1.   stuk 2 bn. 'kapot'
categorie:
erfwoord
Nnl. sagen wij dieselve aen stucke gestooten te weesen 'zagen wij dat deze in stukken gestoten was' [1610; iWNT wrak I], 't Galyot ..., alle desselfs ronthoundt [sic] aen stuck geseylt hebbende 'het galjoen, dat al zijn masten, ra's enz. stukgezeild had' [1654; iWNT wangen], aen stuck ... gestooten 'stukgestoten' [1657; iWNT heel III], een mensch aan stuk te klooven [1660; iWNT snoeshaan], dat ... de zelve ... aan stuk kwam te barsten 'dat deze stukbarstte' [1722; iWNT verwelf], Ik beuk hem knok en ribben stuk 'ik maak zijn botten en ribben kapot' [1802; iWNT], Ik heb gister mijne horlogieketting stuk getrokken [1807; iWNT], de mijne is stuk [1841; iWNT].

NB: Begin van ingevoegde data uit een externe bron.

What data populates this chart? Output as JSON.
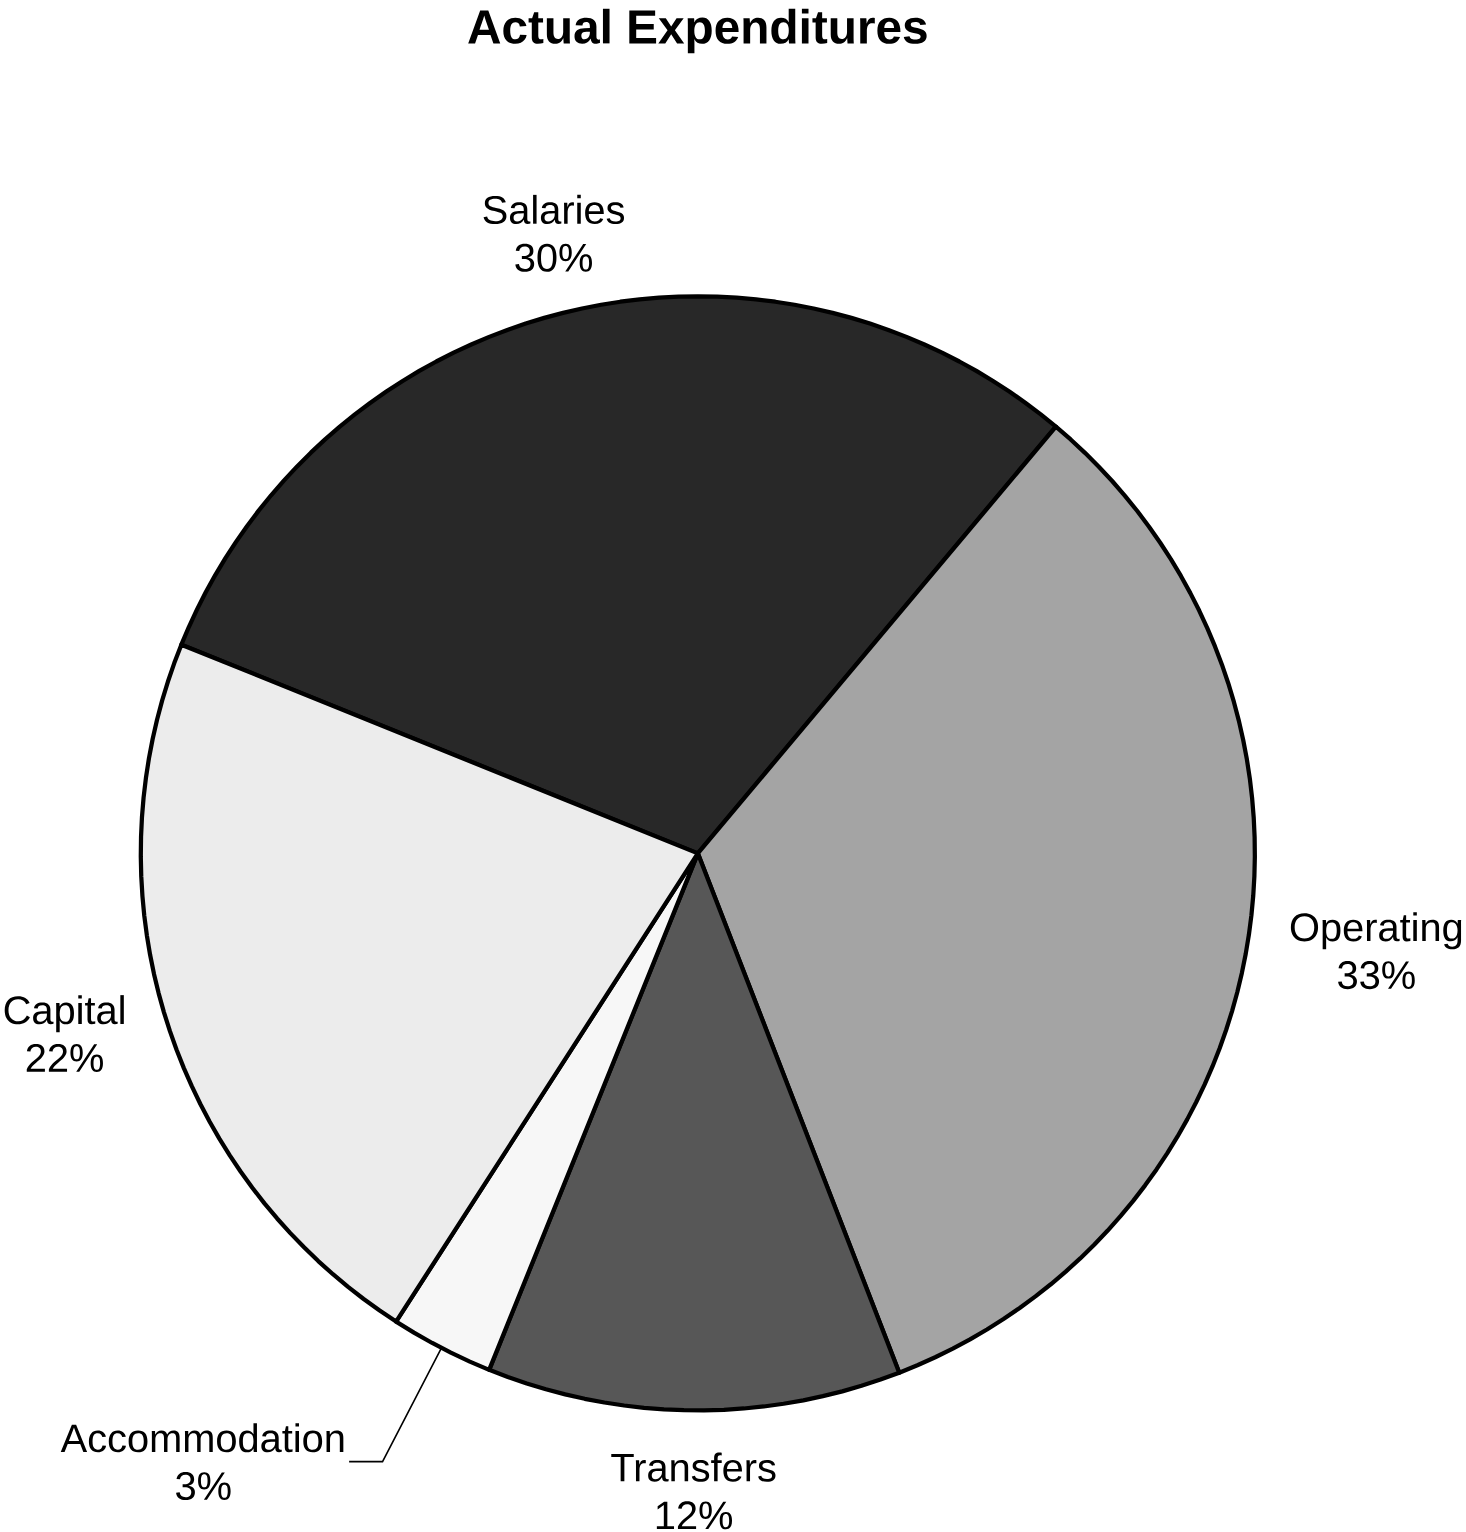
{
  "chart_data": {
    "type": "pie",
    "title": "Actual Expenditures",
    "categories": [
      "Salaries",
      "Operating",
      "Transfers",
      "Accommodation",
      "Capital"
    ],
    "values": [
      30,
      33,
      12,
      3,
      22
    ],
    "value_labels": [
      "30%",
      "33%",
      "12%",
      "3%",
      "22%"
    ],
    "colors": [
      "#282828",
      "#a4a4a4",
      "#575757",
      "#f7f7f7",
      "#ececec"
    ]
  }
}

Ontstaan door verkorting van de bijwoordelijke bepaling aan stuk 'in stukken, uiteen-' in combinatie met een werkwoord met (meestal) destructieve betekenis; aan stuk is door wegval van de slot-e ontstaan uit ouder aen stucke 'id.', waarin stucke de oude meervoudsvorm is van het zn. stuk 1. De opkomst van de voorzetselloze vorm stuk vond in de 19e eeuw plaats; in diezelfde periode raakte de oude formulering aan stuk in onbruik. Het is oorspr. een bijwoord, maar vanaf de tweede helft van de 19e eeuw wordt het ook als predicatief bijvoeglijk naamwoord gebruikt en tegenwoordig ook wel attributief, zoals in 'een stukke fiets', voor ouder stukken(d).
In het Middelnederlands komen vele varianten voor met te, in en aen/ane/on die hetzelfde betekenen, zoals te sticken (met Noordzee-Germaanse i < u), tsticken, in sticken, in stics (met bijwoordelijke -s), aen sticken, onstucken (nog vnnl.), onsticken, ontstics.